Although I have insisted to find a better natural identifier, I had to deal with the following natural unique tuple:

MonthId, TimeModeId, Key1, ... , Key8

This is way too large for an UNIQUE index (max 900 bytes in SQL Server 2014 or less), so I had to come up with something. My idea is to compute a hash for these columns, so I had a PERSISTED COMPUTED columns as above:

FiltersHash  AS (hashbytes('SHA2_256',(
        (((((((((((((((
            (CONVERT(varchar(10),MonthId)+'|') 
            + CONVERT(varchar(4),TimeModeId))
            +'|')+CONVERT(varchar(4),Key1))
            +'|')+isnull(CONVERT(varchar(max),Key2),''))
            +'|')+isnull(CONVERT(varchar(max),Key3),''))
            +'|')+isnull(CONVERT(varchar(max),Key4),''))
            +'|')+isnull(CONVERT(varchar(max),Key5),''))
            +'|')+isnull(CONVERT(varchar(max),Key6),''))
            +'|')+isnull(CONVERT(varchar(max),Key7),''))
            +'|')+isnull(CONVERT(varchar(4),Key8),''))
        ) PERSISTED,
CONSTRAINT UQ_Document_FiltersHash UNIQUE NONCLUSTERED (FiltersHash),

It proved useful because, through a convoluted scenario, the application tried to duplicate a document.

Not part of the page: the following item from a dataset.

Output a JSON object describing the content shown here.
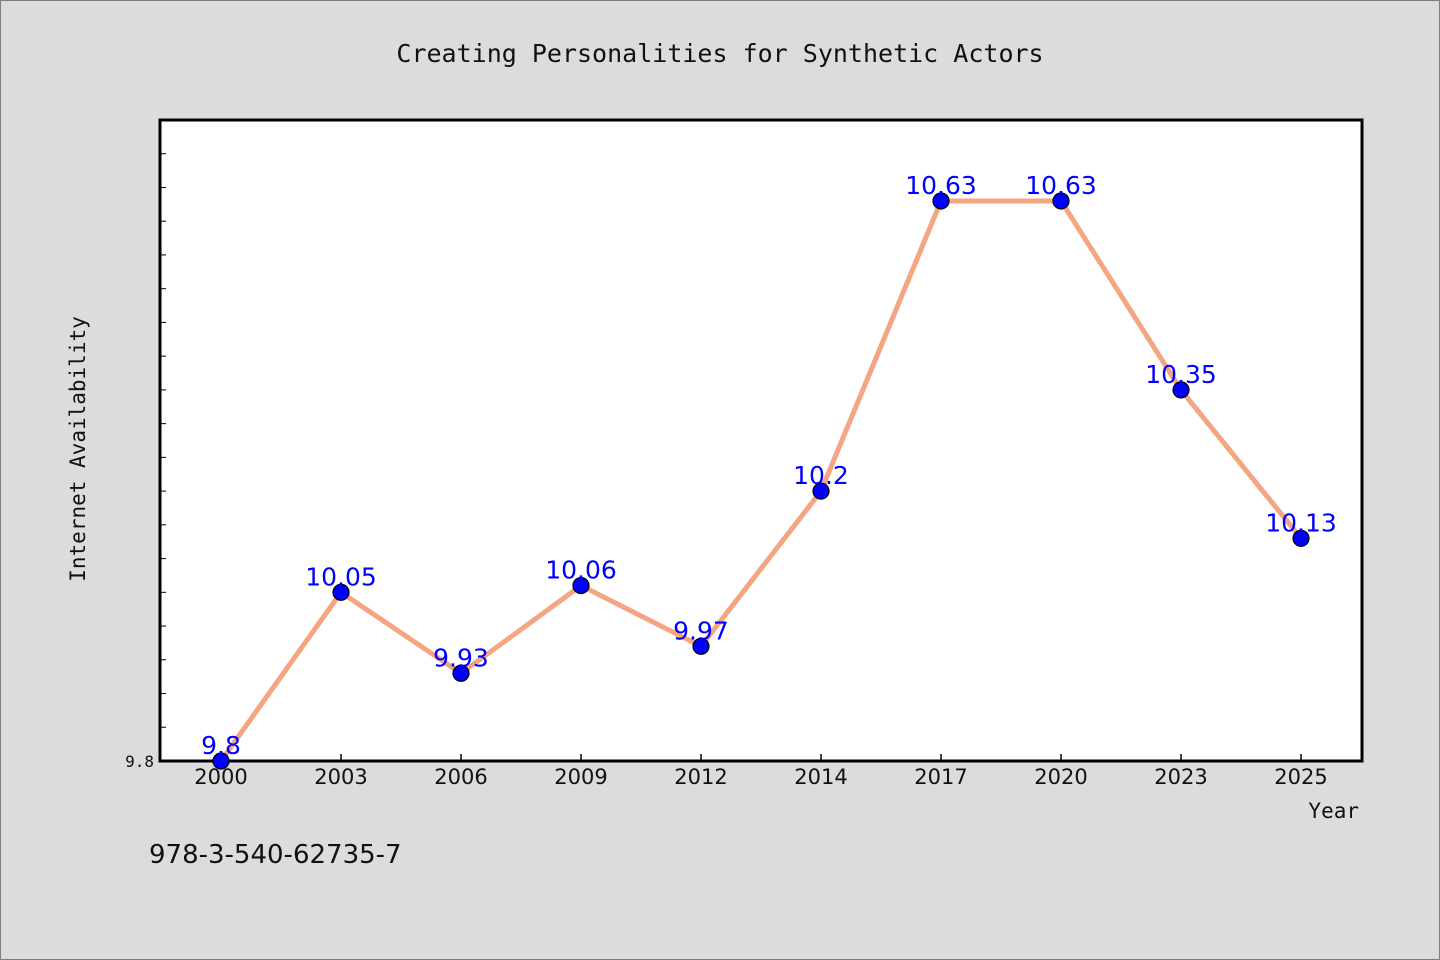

Question: is this solution a good one or are there simpler or more efficient solutions to the large width uniqueness problem?

Note: In my application, I can safely ignore the collisions (if it ever happens, the consequences are rather small). Thanks to Aaron Bertrand for pointing out.

Best Answer

The chance of a hash collision is pretty astronomical (as discussed elsewhere on Stack Exchange: https://stackoverflow.com/a/4014407). However, you can reduce it further by adding a second key:

...
FiltersHash  AS HASHBYTES('SHA2_256', /* Various fields */) PERSISTED,
KeyPrefixes  AS CAST(Key1 AS CHAR(1) + '|' + CAST(Key2 AS VARCHAR(10))
    + '|' + LEFT(Key3, 100) + '|' + LEFT(Key4, 100)
    + '|' + LEFT(Key5, 100) + '|' + LEFT(Key6, 100)
    + '|' + LEFT(Key7, 100) + '|' + CAST(Key8 AS VARCHAR(10)) PERSISTED
...
CREATE UNIQUE INDEX UQ_Docs_BizKey ON Documents (FiltersHash, KeyPrefixes)

Now two records must match on three fields and the first part of five more. If your data commonly includes vertical pipes, consider an alternative separator. INSERTs into the table will be a little slower, but at your data volumes it's probably not a concern.

As an aside, you're probably better off clustering on MonthID and leaving DocumentID a non-clustered PK, assuming people occasionally run searches by date range ("all documents from June") but rarely search for a range of document IDs.